Battle is on with the brown marmorated stink bug invading my Dallas home
It's been a buggy year in Dallas, from the invasion of the inchworm to the Crane Fly outbreak in March.
But those pale compared to the current insect scourge infesting my house: the brown marmorated stink bug.
These little creeps started showing up in late April, on my windows and porch. At first, it didn't seem like a big deal; they'd shown up in prior years.
Stink bugs are like the skunk of the insect world: If you try to move or kill one, they emit a noxious odor in defense. I once saw my unwitting cat sniff one, then run in circles in agony for a few minutes after having set off the odor, which is musky and lingers in the air for quite a few minutes.

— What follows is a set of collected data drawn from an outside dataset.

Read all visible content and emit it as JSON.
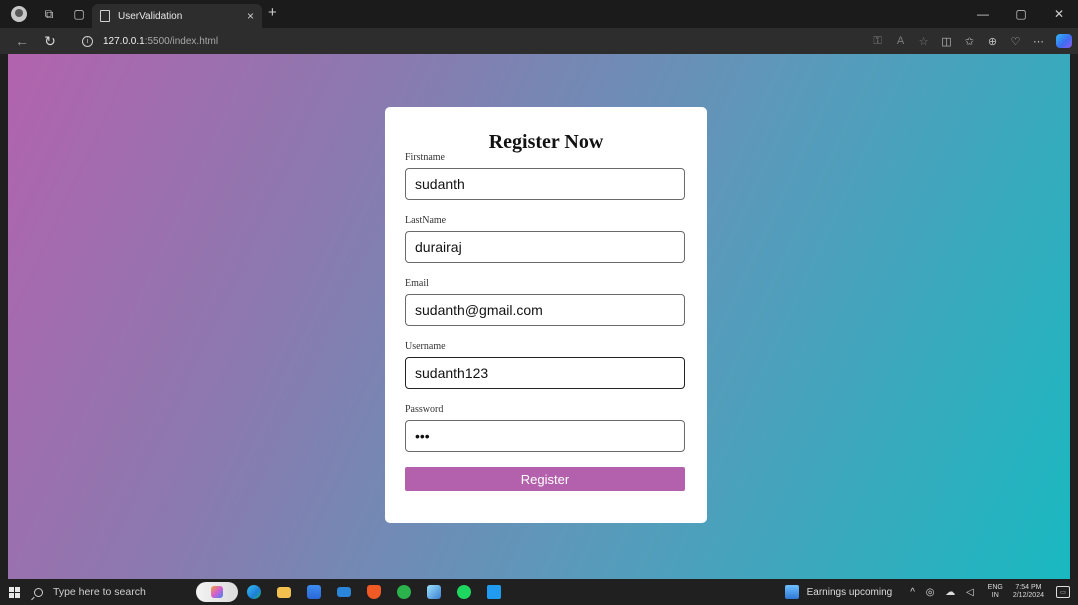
{
  "browser": {
    "tab_title": "UserValidation",
    "tab_close": "×",
    "new_tab": "+",
    "url_host": "127.0.0.1",
    "url_rest": ":5500/index.html"
  },
  "form": {
    "title": "Register Now",
    "fields": [
      {
        "label": "Firstname",
        "value": "sudanth"
      },
      {
        "label": "LastName",
        "value": "durairaj"
      },
      {
        "label": "Email",
        "value": "sudanth@gmail.com"
      },
      {
        "label": "Username",
        "value": "sudanth123"
      },
      {
        "label": "Password",
        "value": "123"
      }
    ],
    "submit_label": "Register"
  },
  "taskbar": {
    "search_placeholder": "Type here to search",
    "news": "Earnings upcoming",
    "lang_top": "ENG",
    "lang_bottom": "IN",
    "time": "7:54 PM",
    "date": "2/12/2024"
  },
  "colors": {
    "gradient_start": "#b263ad",
    "gradient_end": "#19b9c1",
    "button": "#b461ad"
  }
}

Brown marmolated stink bugs are an invasive species from Asia first spotted in the U.S. in the late '90s in Pennsylvania. They're currently in nearly all 50 states. They're shaped like a shield, about as big as a fingernail, are paper thin, and can fly. They don't bite and are viewed as harmless, although they are starting to have an impact on crops.

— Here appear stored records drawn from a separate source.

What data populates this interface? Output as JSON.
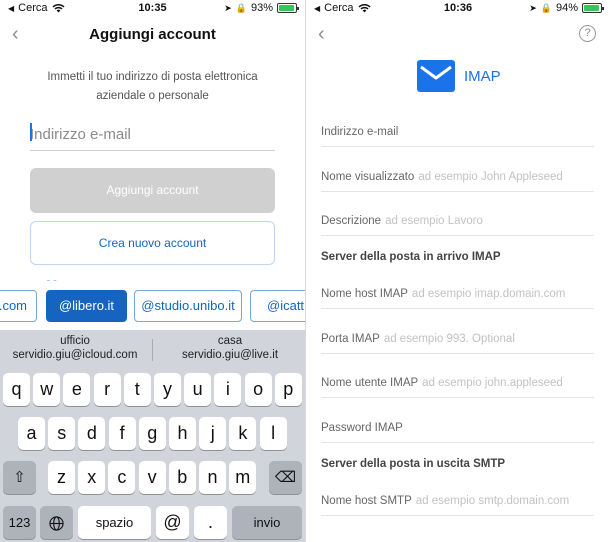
{
  "left": {
    "status": {
      "carrier": "Cerca",
      "time": "10:35",
      "battery": "93%",
      "battery_level": 0.93
    },
    "nav": {
      "title": "Aggiungi account"
    },
    "intro_text": "Immetti il tuo indirizzo di posta elettronica aziendale o personale",
    "email_placeholder": "Indirizzo e-mail",
    "add_account_label": "Aggiungi account",
    "create_account_label": "Crea nuovo account",
    "domain_chips": [
      ".com",
      "@libero.it",
      "@studio.unibo.it",
      "@icatt."
    ],
    "keyboard": {
      "suggestions": [
        {
          "label": "ufficio",
          "value": "servidio.giu@icloud.com"
        },
        {
          "label": "casa",
          "value": "servidio.giu@live.it"
        }
      ],
      "row1": [
        "q",
        "w",
        "e",
        "r",
        "t",
        "y",
        "u",
        "i",
        "o",
        "p"
      ],
      "row2": [
        "a",
        "s",
        "d",
        "f",
        "g",
        "h",
        "j",
        "k",
        "l"
      ],
      "row3": [
        "z",
        "x",
        "c",
        "v",
        "b",
        "n",
        "m"
      ],
      "shift": "⇧",
      "delete": "⌫",
      "numbers": "123",
      "globe": "🌐",
      "space": "spazio",
      "at": "@",
      "dot": ".",
      "return": "invio"
    }
  },
  "right": {
    "status": {
      "carrier": "Cerca",
      "time": "10:36",
      "battery": "94%",
      "battery_level": 0.94
    },
    "help": "?",
    "header_title": "IMAP",
    "fields": [
      {
        "label": "Indirizzo e-mail",
        "placeholder": ""
      },
      {
        "label": "Nome visualizzato",
        "placeholder": "ad esempio John Appleseed"
      },
      {
        "label": "Descrizione",
        "placeholder": "ad esempio Lavoro"
      }
    ],
    "incoming_section": "Server della posta in arrivo IMAP",
    "incoming_fields": [
      {
        "label": "Nome host IMAP",
        "placeholder": "ad esempio imap.domain.com"
      },
      {
        "label": "Porta IMAP",
        "placeholder": "ad esempio 993. Optional"
      },
      {
        "label": "Nome utente IMAP",
        "placeholder": "ad esempio john.appleseed"
      },
      {
        "label": "Password IMAP",
        "placeholder": ""
      }
    ],
    "outgoing_section": "Server della posta in uscita SMTP",
    "outgoing_fields": [
      {
        "label": "Nome host SMTP",
        "placeholder": "ad esempio smtp.domain.com"
      }
    ]
  },
  "colors": {
    "accent": "#1565c0",
    "keyboard_bg": "#d1d4da",
    "button_disabled": "#d0d0d0",
    "battery": "#34c759"
  }
}
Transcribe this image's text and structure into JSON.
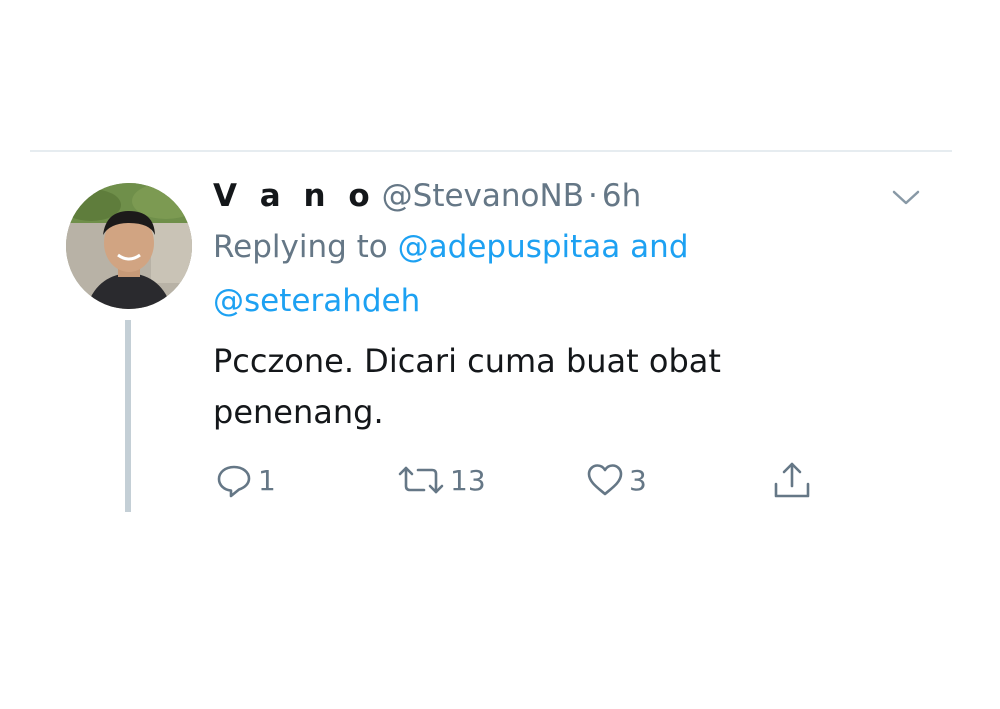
{
  "tweet": {
    "display_name": "V a n o",
    "handle": "@StevanoNB",
    "separator": "·",
    "time": "6h",
    "replying_prefix": "Replying to",
    "mention_1": "@adepuspitaa",
    "conjunction": "and",
    "mention_2": "@seterahdeh",
    "text": "Pcczone. Dicari cuma buat obat penenang."
  },
  "actions": {
    "reply_count": "1",
    "retweet_count": "13",
    "like_count": "3"
  },
  "icons": {
    "more": "chevron-down-icon",
    "reply": "reply-icon",
    "retweet": "retweet-icon",
    "like": "heart-icon",
    "share": "share-icon"
  },
  "colors": {
    "accent": "#1da1f2",
    "muted": "#657786",
    "text": "#14171a"
  }
}
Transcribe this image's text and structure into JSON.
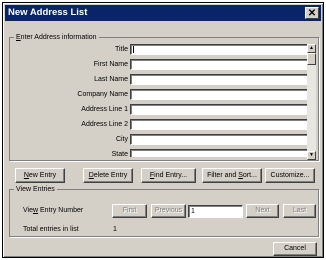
{
  "window": {
    "title": "New Address List",
    "close": "✕"
  },
  "address_group": {
    "legend_u": "E",
    "legend_rest": "nter Address information",
    "fields": [
      {
        "label": "Title",
        "value": ""
      },
      {
        "label": "First Name",
        "value": ""
      },
      {
        "label": "Last Name",
        "value": ""
      },
      {
        "label": "Company Name",
        "value": ""
      },
      {
        "label": "Address Line 1",
        "value": ""
      },
      {
        "label": "Address Line 2",
        "value": ""
      },
      {
        "label": "City",
        "value": ""
      },
      {
        "label": "State",
        "value": ""
      }
    ],
    "scroll_up": "▲",
    "scroll_down": "▼"
  },
  "actions": {
    "new_entry_u": "N",
    "new_entry_rest": "ew Entry",
    "delete_entry_u": "D",
    "delete_entry_rest": "elete Entry",
    "find_entry_u": "F",
    "find_entry_rest": "ind Entry...",
    "filter_pre": "Filter and ",
    "filter_u": "S",
    "filter_rest": "ort...",
    "customize": "Customize..."
  },
  "view_entries": {
    "legend": "View Entries",
    "entry_label_pre": "Vie",
    "entry_label_u": "w",
    "entry_label_rest": " Entry Number",
    "first": "First",
    "previous": "Previous",
    "entry_number": "1",
    "next": "Next",
    "last": "Last",
    "total_label": "Total entries in list",
    "total_value": "1"
  },
  "footer": {
    "cancel": "Cancel"
  }
}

According to this Dallas Morning Newsstory, they hadn't yet surfaced in DFW in 2012, so it's only been in the last decade, and mostly just in Collin and Dallas counties.
After this spring, I feel certain they were all at my house. Inside my house. Somehow they got inside my house, and it has been a journey.

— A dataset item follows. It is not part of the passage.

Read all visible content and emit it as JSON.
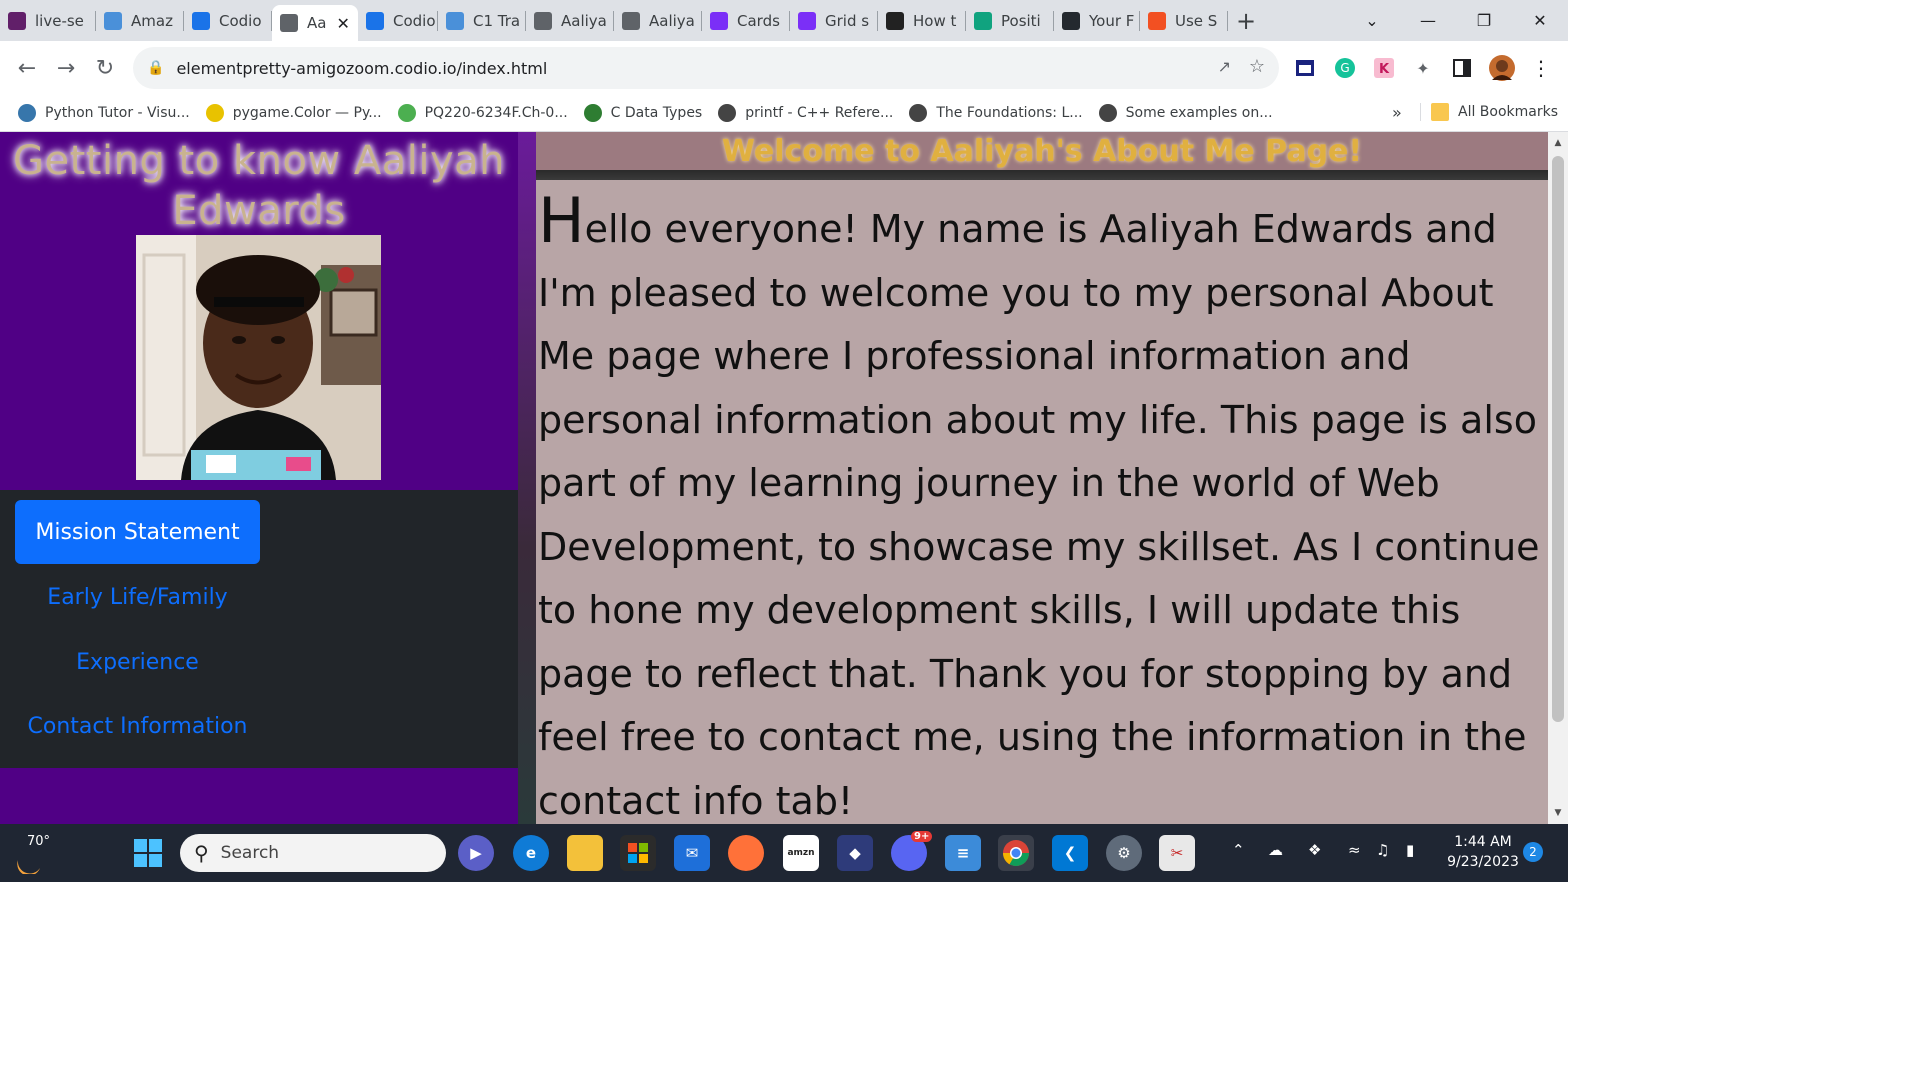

Two brown marmorated stink bugs.gdb.voanews.com
Experts say that the brown stink bug can be found in leaf litter and vegetation outdoors, and can enter structures by the hundreds or thousands, and will congregate anywhere: under sofas, in cracks, behind baseboards, etc.
I try to do no harm, I won't use Raid, so when I find bugs, I usually put them outside. But these were on my couch, under my dining room table, crawling on the edge of my TV, climbing the front doorway, poised on the side of the refrigerator. One even had the nerve to crawl on my kitchen countertop, which my cats know is a big NO.
At first, I would cover them with a plastic cup, scooch a cardboard on top, toss both out the door, run back in the house, then retrieve the cup and cardboard once it was safe.
But more stinkbugs kept coming in. Part of this was moderately empowering. I used to be afraid of insects, so being chill about any kind of bug seemed like personal growth.
And supposedly every species has its role or purpose. But brown marmorated stink bugs haven't been here long enough to serve a purpose, besides grossing people out.
I also try to allow nature to prosper. For example, they say it's better not to rake leaves but leave them to replenish the soil. I mow only intermittently, unlike my neatnik neighbors. (I wonder if they mow more often to compensate for my lack of mowing?)
But when stink bugs find a good place to stay, they release a pheromone that attracts more stink bugs. The pheromone I was hoping to send out needed to say, "This is no place for stink bugs, stay away."
Instead of ferrying the stink bugs out to my yard, I started putting a cup over two stink bugs and just leaving them on my floor. At least they could die together, and hopefully they were sending out pheromone warnings. Soon I had a dozen upside-down plastic cups strewn around the floor — but whenever I passed them, I felt so much guilt.
I started throwing them in the toilet; I read somewhere that the final stage of drowning is euphoria. But I couldn't bring myself to pee on one while it was in there floating, so now I was flushing two and three times.
Pesticides were starting to look good. But the National Pesticide Information Center Oregon says that "using pesticides inside the home to control stink bugs is often ineffective."
Time to sweep the perimeter. Remembering the part about how "stink bugs can be found in leaf litter and vegetation outdoors," a call was placed to Ernesto, the favorite landscaping guy in my neighborhood. He and his crew came and efficiently macheted my fake Topanga Canyon to the ground.
The flattened terrain they left behind felt gratifyingly tidy. But it only lasted a minute when I saw a rustle in the grass — a shell-shocked brown wolf spider running for cover from her perch on the fence — and felt terrible about destroying her habitat.
Even after the clear-cutting, brown stink bugs still showed up inside the house — although the population did seem to decline. It's down to just one or two a day now. Probably would have happened regardless.
Really, they were innocuous. They're not creepy crawly, they just sit there, dim and innocent, letting you put your cup over them, farting out their fear. If only there hadn't been so damn many.
Thank god, the brown wolf spider returned to rebuild her home on the fence. The guilt would have killed me.